This response might come a little late for the OP, but others might benefit. If you want to read about fur trade, frontier, and early old west (read cowboy) knife blade types and materials for yourself, you might want to see Carl P. Russel's "Tools, Traps, and Firearms of the Mountain Man." It is a scholarly book, more in the field of comparative archaeology than of general history (don't expect a "general interest" writing style). It focuses on fur trade era artifacts, but that's not really too early for those interested in historical CAS appropriate blades. Knives and axes changed very slowly through that period of American history, as Russel documents.
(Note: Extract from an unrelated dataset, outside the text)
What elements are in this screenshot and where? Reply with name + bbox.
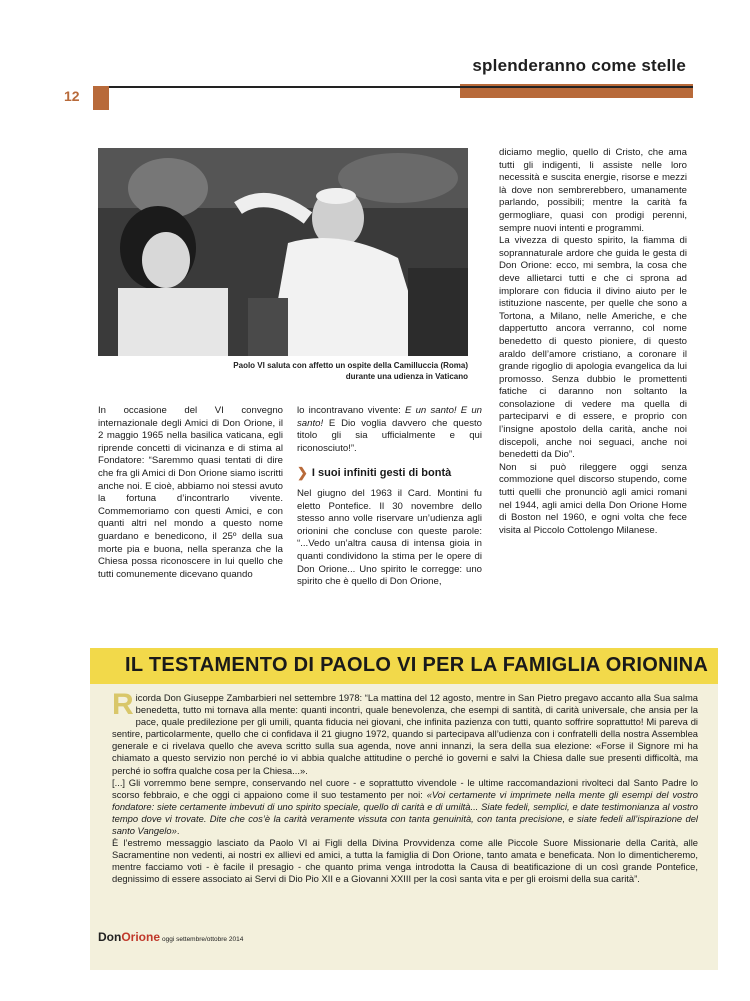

There is a chapter called, "Knives of the Frontiersman" which is quite applicable. It has no photographs, but it does have line drawings of museum artifacts which clearly show blade types. Blade and handle materials are discussed. Of particular interest would be drawings of several early Bowie types, an Ames Rifleman's Knife from Murphy's Camp, CA, c. 1849, a couple of U.S. military hunting knives c. 1880's, not a few scalping knives, and a number of native American "dags." Really, the whole chapter would be of interest to a lot of people on this forum.
My copy is for my e-reader, but you'd be better off with a paper copy if you can find it, since you'll be flipping back and forth between diagrams and footnotes. If you're a scholar at heart, read it.